Efsanevi Atlantis şehrinin 2,000 yıldan uzun süredir denizin altında olduğu düşünülüyordu. Yüzyıllar boyunca kaşifler, Yunan filozof Platon’un bahsettiği kayıp şehrin kanıtlarını aramak için Girit, Malta, Sicilya ve Santorini adalarını inceledi.
Şimdi ise bir bilgisayar programcısı bu teorileri reddederek, şehrin hiçbir zaman denize batmadığını iddia ediyor. Alman programcı Hubner şehri, Fas’ta kara üstünde bir alanda bulduğunu söylüyor.
Hubner, Atlantis’in bir tsunami altında kaldığını, fakat sonra tsunaminin geri çekildiğini iddia ediyor. Böylece şehir Fas’ta Marakeş sahili yakınında keşfedilememiş halde kalmış.
Alman bilgisayar programcısı, bu teoriyi, kayıp şehrin kesin GPS koordinatlarını hesaplayarak ortaya çıkarmış. Hubner, Platon’un Timaeus ve Critias eserlerinden Atlantis’le ilgili bulabildiği bütün detayları toplamış, ve toplamda 51 ipucuna ulaşmış.
Bu ipuçlarının arasında Atlantis’in denize yakın olduğu ve merkezini çevreleyen halkamsı bir apıya sahip olduğu var. Atlantis’in ayrıca Atina’dan 5,000 kilometre uzakta olduğu da önemli bilgiler arasında. Bu bölgeye Avrupa, Afrika ve Orta Doğu dahil oluyor.
Diğer ipuçları da Atlantis’in Avrupa’da ve Asya’da olmadığı; çok yüksek ve büyük dağları olduğu (Fas’ta Atlas dağları bulunuyor); ve Mısır ile Etrüsklerin geldiği Tyrrhenia/Etruria bölgesinin batısında kaldığı şeklinde.
Bu bilgileri kullanan Hubner, ölçümleri bir bilgisayar programına koymuş ve tüm alanı 400 kareye bölen bir harita kullanmış. Sonra Hubner bu ipuçlarının olduğu bölgeleri teker teker işaretlemiş, ve çoğunun bulunabildiği tek bir bölge bulmuş : Fas’ta Marakeş’in 160 km güneyindeki Souss Massa ovası!
Hubner daha sonra GPS koordinatlarını alarak bu alanı ziyaret etmiş. Alana vardığında, bölgede 2,600 yıl önce Platon’un anlattığı birçok özelliğin olduğunu görmüş.
Alan denize 11 km uzakta bir çöl havzasında.
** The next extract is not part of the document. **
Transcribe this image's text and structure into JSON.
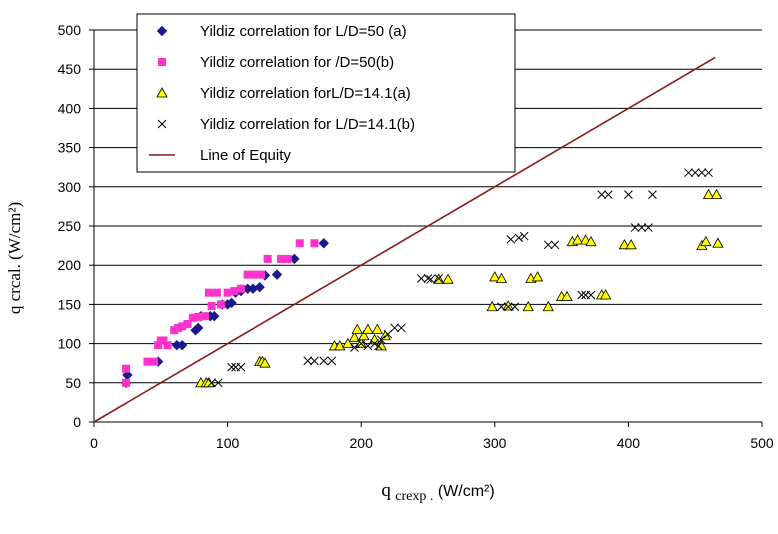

Ayrıca, Platon’un anlattığı “şehrin kalbinde yükseltilmiş bir bölge”ye benzer bir şekilde, ortasında küçük bir tepe bulunuyor. Etrafında kurumuş dairesel nehir yatakları var. Bu da Platon’un, “şehrin deniz ve kara arasında değişen eş merkezli dairelerle çevrili olduğu” anlatımına uyuyor.
Hubner, Atlantis’in bütün bu özelliklerinin hepsinin sadece şans eseri aynı alanda bulunmasının pek olası olmadığını düşünüyor.
Teori en inandırıcı şekilde, Mark Adams’ın “Meet Me In Atlantis” (Benimle Atlantis’te Buluş) kitabında anlatılmış. Adams, “Hubner’in hesaplarına göre, en dışarıdaki halkanın yarıçapının ölçümü, ve şehrin Atlantik Okyanusu’ndan uzaklığı, Plato’nun verdiği rakamlardan sadece %10 oranında farklıydı” diyor.
Adams ayrıca Hubner’in Atlantis’in batmadığı ve sadece büyük bir dalga altında kaldığı fikrini destekleyecek kanıtlar da bulmuş. Souss Massa çevresindeki bölge, bir şehri yok edecek büyüklükteki tsunamilere yol açabilecek depremlerin gerçekleşmesine yatkın bir bölge.
Hubner, Atlantis’in deniz altında kaldığı fikrinin, hikayenin gerçek halinin yüzyıllar boyunca tekrar anlatılırken kaybolmasıyla ortaya çıktığını düşünüyor. Ayrıca Fas, tarihsel olarak arkeologlar tarafından incelenmedi. Yani kayıp şehirle ilgili bilgi verecek birçok keşfedilmemiş kalıntı Fas topraklarında olabilir.
Hubner bu teoriyi 2008’de geliştirdi, ve 2013’te ölmeden önce Adams’la konuşup, onu hesaplamaları sonucu bulduğu bölgeye götürdü.